2) MySpace, Facebook and LinkedIn. These are great spaces for social, academic and professional networking. You can catch up with friends you haven’t seen in fifteen years, talk homework, help a friend find a job and share pictures of your life. I’ve done all of these things. I also know that if I’m going on vacation, and don’t want anyone to know, there is still the chance that one of my friends will leave a comment on my page saying “have fun in Hawaii!” Or if I’m not even a member of Facebook, one of my friends can send another one of my friends a comment saying, “Hey, give Ramak a call. Here’s his phone number.”

So are these websites good or bad for us? Do you have a story to share where your privacy was invaded before you had a chance to react? Does it matter that complete strangers can learn so much about you?

3) Wikipedia. Great encyclopedia, right? Get answers to any question. In fact, a friend of mine encouraged her fifth grade students to go there to research facts for their science fair projects. Here’s what Wikipedia says about itself:

“Wikipedia is written collaboratively by volunteers from all around the world; anyone can edit it... Visitors do not need specialized qualifications to contribute, since their primary role is to write articles that cover existing knowledge.”

Does it scare you that “unqualified people” (whatever that means) are creating their own version of reality for others to follow, or do you think society is perfecting its information retention through open free market data sharing (much like the concept of a free market economy)?
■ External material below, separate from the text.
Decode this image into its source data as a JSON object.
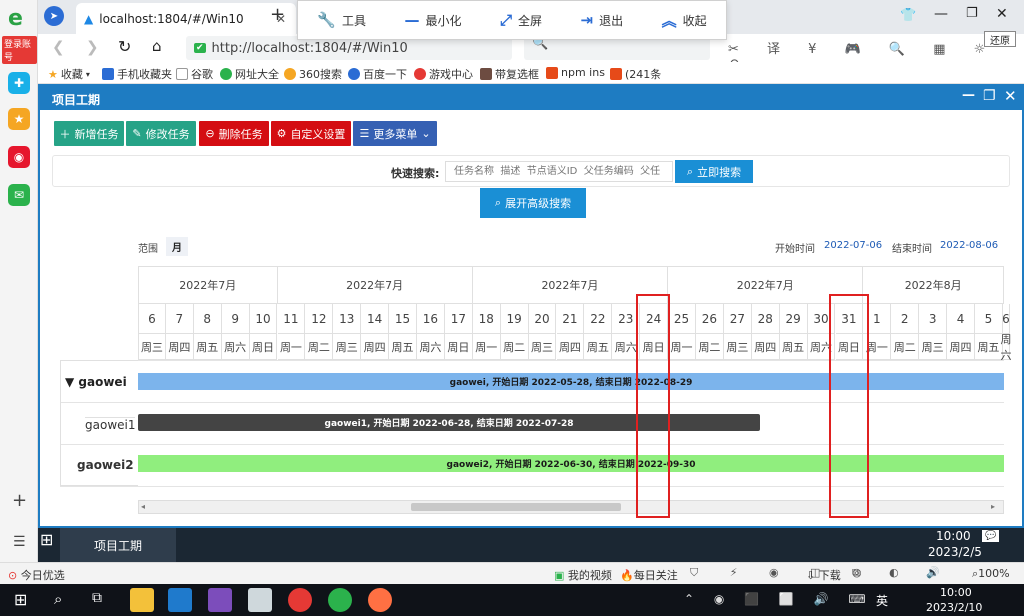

4) Blogging. Hey, I’m doing it right now. And, I have to admit, it’s my very first time. A very cool experience (thanks Rick!). When you blog, are you worried about piracy, or idea stealing? Or do you think it’s worth the risk to have the exposure and be able to share information freely and allow, say, scientists from around the world tackle the fight against some disease with real time online communication (you know, Scientific Journals on steroids!)?

5) On the general state of the internet. Is it positive for our youth? In the middle of the 20th century, rock and roll was apparently poisoning the minds of our youth. In the 1980’s, television was frying our kids brains. Is the internet nothing more than this generation’s temptation that really isn’t as bad as people make it? Or, is it accelerating certain behaviors and/or awareness of the “real world” at too fast a rate for their level of maturity?